On Extrajudicial Killings and Other Violations by Police:

  • Strengthen internal accountability mechanism for all security agencies and increase the role of civilian oversight;
  • Investigate and prosecute members of security agencies found responsible for abuses and strictly hold section commanders accountable;
  • Investigate the killing of at least three Muslim clerics in Mombasa and other extrajudicial killings and disappearances of alleged terrorism suspects, and hold those responsible to account.

On Attacks on Human Rights Defenders and Witnesses:

  • Investigate and prosecute attacks on human rights defenders and witnesses to ICC investigations;
  • Reject any bill containing restrictions on the activities of and funding for non-governmental organizations, such as those contained in the PBO (amendments) bill 2013.

On Refugee Rights:

  • Respect national laws and international treaties on the rights of refugees to which Kenya is a party. These include non-refoulement and respect for basic human rights and human dignity;
  • Investigate reports of abuses against refugees by security officers during the operations in Nairobi’s Eastleigh neighborhood, in Mombasa, and elsewhere;
  • Abide by the Kenyan High Court’s ruling of July 26, 2013 quashing the government’s December 2012 order for urban refugees to relocate to refugee camps;
  • Restart the Department of Refugee Affairs’ urban refugee registration procedures so that any Somali or other foreign national wishing to claim asylum can do so, including if arrested on suspicion of unlawful presence in Kenya or give UNHCR access to all such persons.

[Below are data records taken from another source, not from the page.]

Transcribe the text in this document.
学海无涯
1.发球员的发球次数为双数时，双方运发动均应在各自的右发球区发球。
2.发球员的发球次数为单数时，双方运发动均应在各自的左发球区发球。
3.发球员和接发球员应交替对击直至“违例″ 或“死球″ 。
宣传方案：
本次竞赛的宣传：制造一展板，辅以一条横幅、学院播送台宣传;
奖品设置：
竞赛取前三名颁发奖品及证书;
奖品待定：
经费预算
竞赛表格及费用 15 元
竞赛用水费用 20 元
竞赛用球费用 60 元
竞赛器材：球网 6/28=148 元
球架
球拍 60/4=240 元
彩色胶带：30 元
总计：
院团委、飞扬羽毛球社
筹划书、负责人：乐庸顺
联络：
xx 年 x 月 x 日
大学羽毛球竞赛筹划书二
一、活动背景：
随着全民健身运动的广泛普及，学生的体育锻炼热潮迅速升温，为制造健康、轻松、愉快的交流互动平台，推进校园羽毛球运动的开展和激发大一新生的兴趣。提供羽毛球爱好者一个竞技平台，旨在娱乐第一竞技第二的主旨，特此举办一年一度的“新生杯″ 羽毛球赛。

On Lack of Accountability and the ICC:

  • Fully cooperate with the ICC in order to allow cases involving crimes committed during the post-election violence before the ICC to proceed smoothly;
  • Investigate and prosecute perpetrators of serious crimes committed during the 2007 – 2008 post-election violence in accordance with international standards.

On LGBT Rights:

  • Publicly denounce the violence and abuse of LGBT and other minority groups by police and other security agents;
  • Review existing laws that penalize same-sex conduct and provide adequate protection to LGBT persons;
    Support appropriate and quality healthcare programs, including HIV prevention, for LGBT and sex workers using evidence-based and human rights-based approaches.